Configure handoffs directly on the realtime agent:

```elixir
support =
  Realtime.agent(
    name: "TechSupport",
    instructions: "Handle technical troubleshooting."
  )

greeter =
  Realtime.agent(
    name: "Greeter",
    instructions: "Route technical questions to TechSupport.",
    handoffs: [support]
  )
```

At session start, handoffs are exposed to the model as `transfer_to_*` function tools.  
When the model calls one, the session:

1. switches `current_agent`,
2. pushes updated session settings (`session.update`),
3. emits `%Events.HandoffEvent{}`,
4. sends tool output back to the model.

### Realtime debugging tips

If output audio is empty:

1. Confirm a voice is configured (`SessionModelSettings.voice`).
2. Confirm audio input boundaries are committed (`commit: true` on final chunk).
3. Log `%Events.ErrorEvent{}` and count `%Events.AudioEvent{}` deltas.
4. Check for quota/auth errors (`insufficient_quota`, unauthorized API key, etc.).

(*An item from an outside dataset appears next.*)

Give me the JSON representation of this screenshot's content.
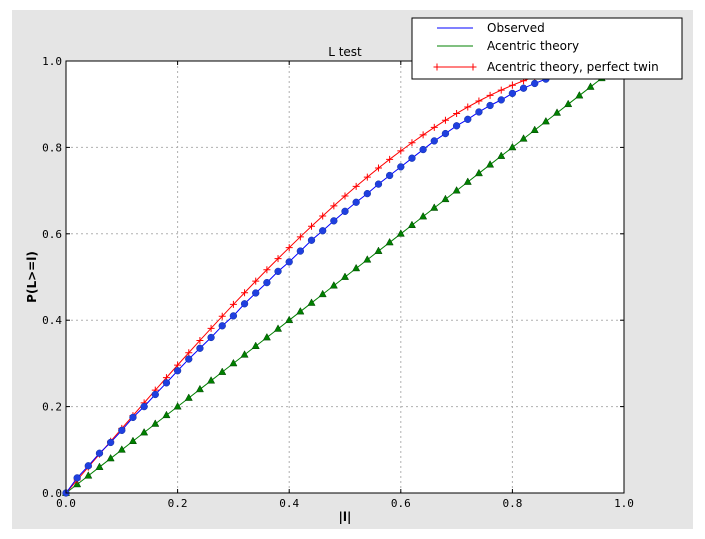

Realtime `response.done` failures are surfaced as `%Events.ErrorEvent{}`.

If you see a generic Realtime `server_error`, try a raw health check first:

```elixir
case Codex.Realtime.Diagnostics.probe_text_turn(timeout_ms: 8_000) do
  {:ok, _proof} ->
    IO.puts("Realtime API responded to a minimal probe.")

  {:error, {:upstream_server_error, proof}} ->
    IO.puts(Codex.Realtime.Diagnostics.format_probe_failure(proof))
end
```

That probe bypasses `Codex.Realtime.Session` and the example logic entirely, so
it is useful for proving whether the failure is already present in the upstream
Realtime service.

### Session lifecycle helpers

`Codex.Realtime.Session` behavior exposed through `Codex.Realtime`:

- `subscribe/2` and `unsubscribe/2` are idempotent.
- `current_agent/1` returns the active agent (useful after handoff).
- `history/1` returns current item history.
- `close/1` stops the session.

## Voice Pipeline (non-realtime)

Use this path when you want STT -> custom workflow -> TTS, without a live websocket conversation loop.

```elixir
alias Codex.Voice.{Config, Pipeline, SimpleWorkflow}
alias Codex.Voice.Config.{STTSettings, TTSSettings}
alias Codex.Voice.Input.AudioInput

workflow =
  SimpleWorkflow.new(
    fn transcript -> ["You said: #{transcript}"] end,
    greeting: "Hello! I am listening."
  )

config = %Config{
  workflow_name: "voice_demo",
  stt_settings: %STTSettings{model: "gpt-4o-transcribe"},
  tts_settings: %TTSSettings{model: "gpt-4o-mini-tts", voice: :nova}
}

{:ok, pipeline} = Pipeline.start_link(workflow: workflow, config: config)
input = AudioInput.new(wav_binary, format: :wav)
{:ok, result_stream} = Pipeline.run(pipeline, input)

for event <- result_stream do
  case event do
    %Codex.Voice.Events.VoiceStreamEventAudio{data: audio_chunk} ->
      # play/store audio_chunk
      :ok

    %Codex.Voice.Events.VoiceStreamEventLifecycle{event: :session_ended} ->
      IO.puts("pipeline complete")

    %Codex.Voice.Events.VoiceStreamEventError{error: error} ->
      IO.puts("pipeline error: #{inspect(error)}")
  end
end
```

## Example scripts

Realtime:

```bash
mix run examples/realtime_basic.exs
mix run examples/realtime_tools.exs
mix run examples/realtime_handoffs.exs
mix run examples/live_realtime_voice.exs
```

Voice pipeline:

```bash
mix run examples/voice_pipeline.exs
mix run examples/voice_multi_turn.exs
mix run examples/voice_with_agent.exs
```

## Notes

- Realtime and Voice are direct API integrations; they do not rely on Codex CLI login tokens alone.
- `CODEX_CA_CERTIFICATE` takes precedence over `SSL_CERT_FILE` for HTTPS/WSS trust roots.
- Keep examples deterministic by setting voice and explicit audio turn boundaries.
- For CI or no-credit environments, treat `insufficient_quota` as a known skip condition for direct API demos.
- Realtime demos now also treat proven upstream `server_error` responses as a skip condition when the raw-WebSocket probe fails first.